Vendor partners include Hunters, which provides security and correlation analytics for Snowflake data; Immuta, which offers access control and privacy management; and Lacework, which focuses on enabling threat detection, security investigation and measurement, and compliance posture.
Giving customers a way to put all their data in one place “gives them a holistic view of what’s going on in their business, with security becoming more and more important to every business, ” said David Hatfield, co-CEO at Lacework, which received investment from Snowflake and was incubated with the same private equity firm, Sutter Hill Ventures.
In Dropbox’s case, the company moved from using a traditional platform for information security and event management to using a cloud-native SIEM from Panther Labs. “They’ve completely done away with their traditional SIEM,” Singer said.
Snowflake’s use for cybersecurity is just beginning to move from early adopters to more mainstream use, executives said.
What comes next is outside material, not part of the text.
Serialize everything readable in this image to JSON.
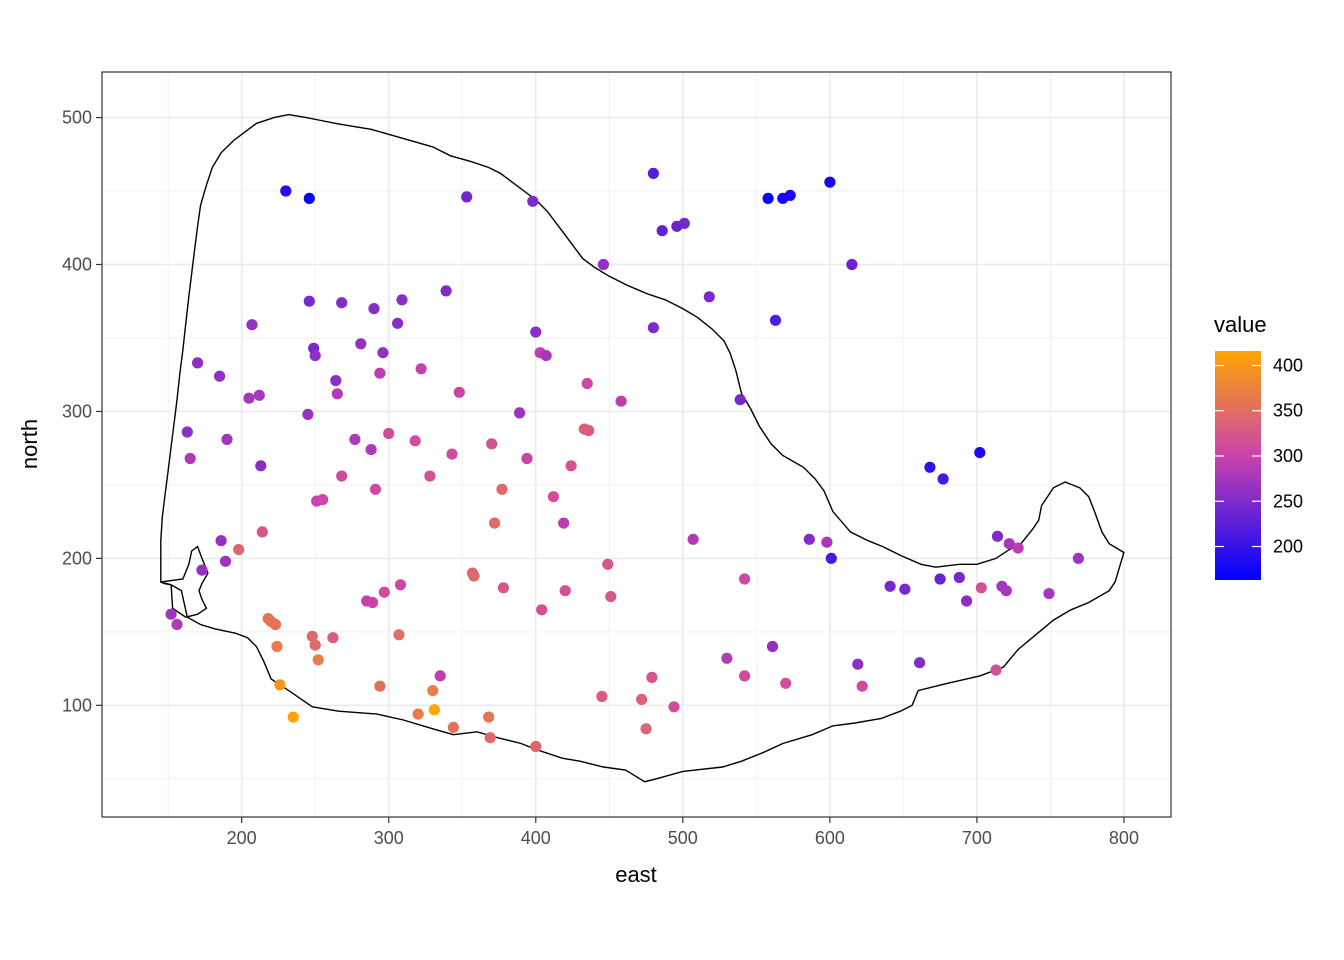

Cybersecurity is one of eight categories currently being promoted for the platform, but it’s the first to target a specific audience within an enterprise.
Two other new categories, planned to be announced in 2023, will similarly target a more specific audience, though details are not being disclosed at this time, Singer said. Previously, Snowflake categories were more general, targeting uses such as data science and data engineering.
‘What a great opportunity’
In terms of the cybersecurity push, “I think our opportunity to do something meaningful in this space is enormous,” Kleinerman said.
Snowflake’s evolving focus on security comes up in his discussions with customers on a weekly basis, he said. “I can tell you, it’s a conversation changer.”
Undoubtedly, it will be easier for younger companies that may be starting fresh in their data architecture, such as Figma, to adopt Snowflake for their cybersecurity needs, Akhawe said.
“I think for a lot of other companies with legacy architecture, it’s harder to transition,” he said.
But while it will take time for companies to make the change, Akhawe believes that 10 years from now, most will have moved to this type of architecture for their data security.
“We know that attacks are becoming more sophisticated and more complex. And often, they take longer than three or four months to detect,” he said. As a result, with a massive cloud-based data lake “where you don’t have to worry about data being deleted — I think that’s going to be the default.”